Overwhelming segments of the Tigrayan society reject the joint report. In particular, Tigrayans demand that the UN conduct its investigations, revealing Tigrayans’ high expectations of the UN’s ability to establish the truth based on which justice can be served.

Given the recent leaked audio recording that reveals the conspiracy against Tigrayans by some of the leaders in the UN Ethiopia office, one is forced to ask why Tigrayans have such high hopes in the UN. Many are left with no option but to reject outright the poison fruit of the so-called joint investigation, much as the victims, their families, the survivors and the Tigrayan community at large have done. By disregarding repeated calls for an international commission of inquiry, the UN has missed an opportunity for an empathetic and purposeful connection with the actual victims of the war.

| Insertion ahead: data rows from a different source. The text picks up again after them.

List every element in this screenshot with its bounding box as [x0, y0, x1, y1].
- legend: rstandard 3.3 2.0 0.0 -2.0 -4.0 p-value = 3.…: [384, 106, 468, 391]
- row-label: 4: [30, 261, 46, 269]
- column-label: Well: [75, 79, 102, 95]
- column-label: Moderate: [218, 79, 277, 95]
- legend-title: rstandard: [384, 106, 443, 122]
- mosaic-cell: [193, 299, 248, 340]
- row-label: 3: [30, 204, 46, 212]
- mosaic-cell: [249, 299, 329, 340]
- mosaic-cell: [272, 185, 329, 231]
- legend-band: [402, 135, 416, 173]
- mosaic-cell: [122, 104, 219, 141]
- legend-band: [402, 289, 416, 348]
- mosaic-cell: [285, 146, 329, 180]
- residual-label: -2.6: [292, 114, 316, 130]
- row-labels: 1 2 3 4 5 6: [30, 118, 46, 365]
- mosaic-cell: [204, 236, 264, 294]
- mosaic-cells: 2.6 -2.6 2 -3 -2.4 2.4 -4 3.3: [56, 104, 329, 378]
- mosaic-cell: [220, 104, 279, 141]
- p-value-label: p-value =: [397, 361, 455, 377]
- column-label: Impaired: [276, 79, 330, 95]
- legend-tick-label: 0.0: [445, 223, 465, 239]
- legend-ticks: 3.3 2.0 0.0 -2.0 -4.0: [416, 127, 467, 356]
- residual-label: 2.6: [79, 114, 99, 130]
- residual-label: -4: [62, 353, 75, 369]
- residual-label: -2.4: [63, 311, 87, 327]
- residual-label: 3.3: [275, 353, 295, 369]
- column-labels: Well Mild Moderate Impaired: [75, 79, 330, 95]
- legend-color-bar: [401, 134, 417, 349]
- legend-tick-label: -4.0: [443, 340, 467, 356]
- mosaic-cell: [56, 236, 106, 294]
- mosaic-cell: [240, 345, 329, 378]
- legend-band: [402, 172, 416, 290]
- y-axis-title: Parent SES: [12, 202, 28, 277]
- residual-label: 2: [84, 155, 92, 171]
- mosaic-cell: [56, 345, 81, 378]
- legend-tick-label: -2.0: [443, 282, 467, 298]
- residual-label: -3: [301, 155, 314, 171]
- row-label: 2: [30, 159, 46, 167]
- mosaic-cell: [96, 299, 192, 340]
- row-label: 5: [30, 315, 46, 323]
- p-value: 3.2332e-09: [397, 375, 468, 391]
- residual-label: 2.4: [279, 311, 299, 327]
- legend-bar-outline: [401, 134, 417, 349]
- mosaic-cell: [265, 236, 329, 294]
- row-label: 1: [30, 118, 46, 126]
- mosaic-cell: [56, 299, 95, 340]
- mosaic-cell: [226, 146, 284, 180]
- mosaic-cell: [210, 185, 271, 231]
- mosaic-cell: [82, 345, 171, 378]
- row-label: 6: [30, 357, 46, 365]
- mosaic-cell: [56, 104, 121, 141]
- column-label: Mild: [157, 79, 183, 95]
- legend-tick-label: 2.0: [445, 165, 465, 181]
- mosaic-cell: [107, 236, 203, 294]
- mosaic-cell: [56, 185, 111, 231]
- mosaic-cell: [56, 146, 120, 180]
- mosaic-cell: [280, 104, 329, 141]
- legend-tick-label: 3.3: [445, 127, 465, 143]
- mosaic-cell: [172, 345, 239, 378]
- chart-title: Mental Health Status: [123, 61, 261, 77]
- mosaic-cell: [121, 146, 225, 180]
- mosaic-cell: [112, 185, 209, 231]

Many atrocity situations such as in Rwanda, Darfur, Syria, and Burundi have been visited by the highest level officials of the international community. The highest-level officials of the UN, AU, IGAD and the US and EU leadership should travel to Tigray and other war-torn areas of Ethiopia. Even if permission from the government of Ethiopia for such high-level visits would have been difficult to secure, such attempts by high-level officials to visit the region would have demonstrated at least personal compassion and solidarity with victims. Such visits would have been viewed as both a symbolic and tangible commitment of leaders to end the war and the siege, and address impunity.

In the interests of the victims – and to place them at the centre of UN’s human rights work – the UN should authorize a UN-mandated commission of inquiry to investigate the atrocity crimes committed in Tigray and in other parts of the country.